Он наклонился, словно собираясь поцеловать ее, но она отступила на шаг. Вальс закружил их так быстро, что на какое-то мгновение Джулии стало легко и весело, будто она на самом деле была влюблена.

– Ну что мне сделать, чтобы покорить тебя, Джули? – прошептал Алекс ей в ухо. – Я перетащу пирамиды в Лондон.

– Алекс, ты давным-давно покорил меня, – улыбаясь, сказала Джулия.

Но ведь она лжет! В этом было что-то ужасное: чарующая музыка с ее захватывающим ритмом – и отчаяние на лице Алекса.

– Дело в том, что… Я не хочу выходить замуж. Во всяком случае, пока. А может быть, вообще не захочу.

Алекс промолчал. Она была слишком резка, слишком упряма. Джулия знала за собой эти внезапные приступы упрямства. А он вел себя как джентльмен. Она обидела его, но он снова улыбнулся, и его улыбка, полная любви и самоотверженности, растрогала Джулию и заставила погрустнеть еще больше.

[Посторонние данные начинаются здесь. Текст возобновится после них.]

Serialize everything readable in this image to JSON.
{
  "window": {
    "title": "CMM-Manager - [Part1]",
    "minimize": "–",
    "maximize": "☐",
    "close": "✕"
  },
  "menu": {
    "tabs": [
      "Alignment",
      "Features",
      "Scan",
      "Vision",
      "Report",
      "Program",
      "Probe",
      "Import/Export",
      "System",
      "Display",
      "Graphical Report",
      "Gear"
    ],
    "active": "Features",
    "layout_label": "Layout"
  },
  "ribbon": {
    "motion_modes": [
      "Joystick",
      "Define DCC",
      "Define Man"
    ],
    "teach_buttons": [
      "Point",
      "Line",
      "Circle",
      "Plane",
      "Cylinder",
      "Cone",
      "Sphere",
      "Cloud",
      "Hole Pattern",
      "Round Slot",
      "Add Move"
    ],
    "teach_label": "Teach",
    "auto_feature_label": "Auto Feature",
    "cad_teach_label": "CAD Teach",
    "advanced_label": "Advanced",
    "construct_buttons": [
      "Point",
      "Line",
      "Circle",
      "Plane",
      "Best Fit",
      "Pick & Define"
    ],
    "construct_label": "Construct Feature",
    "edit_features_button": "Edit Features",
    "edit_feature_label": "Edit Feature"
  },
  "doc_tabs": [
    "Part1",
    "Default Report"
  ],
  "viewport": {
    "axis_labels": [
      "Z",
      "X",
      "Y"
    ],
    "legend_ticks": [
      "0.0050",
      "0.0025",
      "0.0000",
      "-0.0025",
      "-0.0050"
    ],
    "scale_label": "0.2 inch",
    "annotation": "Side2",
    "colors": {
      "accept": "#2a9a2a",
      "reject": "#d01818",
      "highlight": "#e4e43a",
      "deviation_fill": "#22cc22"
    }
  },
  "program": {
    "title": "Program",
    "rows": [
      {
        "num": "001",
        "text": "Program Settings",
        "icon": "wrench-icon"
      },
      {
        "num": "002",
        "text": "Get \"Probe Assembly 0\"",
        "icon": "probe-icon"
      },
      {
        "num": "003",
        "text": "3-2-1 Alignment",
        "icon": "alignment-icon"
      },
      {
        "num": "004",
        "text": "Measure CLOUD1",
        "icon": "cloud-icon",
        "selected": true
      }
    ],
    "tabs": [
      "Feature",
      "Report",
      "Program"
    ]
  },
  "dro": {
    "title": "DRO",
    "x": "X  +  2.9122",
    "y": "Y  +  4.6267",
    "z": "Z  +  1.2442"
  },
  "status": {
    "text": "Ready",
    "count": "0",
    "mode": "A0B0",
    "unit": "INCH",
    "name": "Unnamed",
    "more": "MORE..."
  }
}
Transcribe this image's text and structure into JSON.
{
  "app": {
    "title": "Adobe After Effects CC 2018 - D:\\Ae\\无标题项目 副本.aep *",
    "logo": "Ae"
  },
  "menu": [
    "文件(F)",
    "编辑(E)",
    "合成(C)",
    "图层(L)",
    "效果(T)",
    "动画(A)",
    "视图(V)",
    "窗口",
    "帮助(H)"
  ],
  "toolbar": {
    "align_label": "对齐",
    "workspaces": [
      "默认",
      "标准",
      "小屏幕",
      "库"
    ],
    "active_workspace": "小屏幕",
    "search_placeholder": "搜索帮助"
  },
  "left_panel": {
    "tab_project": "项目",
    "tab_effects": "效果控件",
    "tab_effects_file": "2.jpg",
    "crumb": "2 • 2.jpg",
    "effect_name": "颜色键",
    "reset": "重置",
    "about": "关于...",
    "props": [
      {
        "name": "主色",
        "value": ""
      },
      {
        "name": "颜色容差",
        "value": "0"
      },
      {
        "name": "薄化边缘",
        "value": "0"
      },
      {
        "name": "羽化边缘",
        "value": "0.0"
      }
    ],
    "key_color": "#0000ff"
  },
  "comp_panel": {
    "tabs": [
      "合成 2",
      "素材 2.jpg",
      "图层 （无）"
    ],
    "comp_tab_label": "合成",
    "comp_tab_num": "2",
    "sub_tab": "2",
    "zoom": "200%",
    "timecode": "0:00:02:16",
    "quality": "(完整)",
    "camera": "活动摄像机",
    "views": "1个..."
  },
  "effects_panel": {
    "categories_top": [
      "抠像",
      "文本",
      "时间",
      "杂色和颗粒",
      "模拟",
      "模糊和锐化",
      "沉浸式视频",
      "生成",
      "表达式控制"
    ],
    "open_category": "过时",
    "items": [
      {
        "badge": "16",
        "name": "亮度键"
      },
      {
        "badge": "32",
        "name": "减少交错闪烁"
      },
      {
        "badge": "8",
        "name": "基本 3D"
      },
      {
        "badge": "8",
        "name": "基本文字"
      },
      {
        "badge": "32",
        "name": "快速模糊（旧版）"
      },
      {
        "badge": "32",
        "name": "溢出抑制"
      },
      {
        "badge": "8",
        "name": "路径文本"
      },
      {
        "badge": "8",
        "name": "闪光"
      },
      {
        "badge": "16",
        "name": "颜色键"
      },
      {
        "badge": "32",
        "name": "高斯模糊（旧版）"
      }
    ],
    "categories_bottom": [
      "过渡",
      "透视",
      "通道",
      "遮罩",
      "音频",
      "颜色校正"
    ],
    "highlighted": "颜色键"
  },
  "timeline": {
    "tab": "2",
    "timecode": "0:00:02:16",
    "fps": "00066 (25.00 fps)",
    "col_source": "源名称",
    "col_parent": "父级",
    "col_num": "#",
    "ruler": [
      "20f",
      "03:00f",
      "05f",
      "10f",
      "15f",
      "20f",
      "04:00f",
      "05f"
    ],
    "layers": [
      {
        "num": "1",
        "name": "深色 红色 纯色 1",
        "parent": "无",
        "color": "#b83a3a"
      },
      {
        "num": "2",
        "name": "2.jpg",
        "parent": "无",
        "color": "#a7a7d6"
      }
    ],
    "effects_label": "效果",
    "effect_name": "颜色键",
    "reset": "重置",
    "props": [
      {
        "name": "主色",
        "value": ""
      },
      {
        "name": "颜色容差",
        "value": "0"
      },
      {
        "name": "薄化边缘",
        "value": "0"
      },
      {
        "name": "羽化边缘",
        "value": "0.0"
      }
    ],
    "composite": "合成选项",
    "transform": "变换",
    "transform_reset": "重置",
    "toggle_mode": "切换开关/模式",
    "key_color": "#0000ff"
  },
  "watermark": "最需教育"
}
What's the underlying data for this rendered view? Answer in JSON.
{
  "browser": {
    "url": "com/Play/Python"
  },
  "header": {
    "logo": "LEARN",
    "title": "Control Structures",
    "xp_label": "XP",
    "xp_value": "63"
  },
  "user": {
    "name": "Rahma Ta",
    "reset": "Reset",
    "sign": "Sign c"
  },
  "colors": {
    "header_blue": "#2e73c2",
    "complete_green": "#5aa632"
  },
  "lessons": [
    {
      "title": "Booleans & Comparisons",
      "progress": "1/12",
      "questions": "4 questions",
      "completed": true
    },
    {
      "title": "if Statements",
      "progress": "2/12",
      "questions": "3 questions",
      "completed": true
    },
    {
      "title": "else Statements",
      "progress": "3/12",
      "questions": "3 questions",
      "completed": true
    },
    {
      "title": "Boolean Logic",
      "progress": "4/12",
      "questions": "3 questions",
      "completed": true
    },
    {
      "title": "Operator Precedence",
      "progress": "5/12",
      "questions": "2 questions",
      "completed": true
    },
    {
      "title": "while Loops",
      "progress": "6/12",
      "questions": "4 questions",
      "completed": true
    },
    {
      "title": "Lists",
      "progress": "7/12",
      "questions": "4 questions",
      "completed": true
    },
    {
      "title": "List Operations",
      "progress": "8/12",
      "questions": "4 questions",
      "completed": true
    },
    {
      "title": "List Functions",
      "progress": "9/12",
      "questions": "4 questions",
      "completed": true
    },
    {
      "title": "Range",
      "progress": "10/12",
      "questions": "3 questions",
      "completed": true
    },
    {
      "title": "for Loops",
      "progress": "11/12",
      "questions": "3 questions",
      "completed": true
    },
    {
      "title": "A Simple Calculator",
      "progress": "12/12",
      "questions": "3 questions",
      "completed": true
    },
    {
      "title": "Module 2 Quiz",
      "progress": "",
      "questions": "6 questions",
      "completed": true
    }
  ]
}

– Алекс, отец вернется через несколько месяцев. Тогда и поговорим. О женитьбе, о будущем, о правах женщин, замужних и незамужних, и о том, что ты заслуживаешь большего, чем жизнь с независимой женщиной, из-за которой ты, скорее всего, уже через год поседеешь и от которой сбежишь в объятия старомодной любовницы.

– Как же ты любишь удивлять! – сказал он. – И как мне нравится, когда меня удивляют.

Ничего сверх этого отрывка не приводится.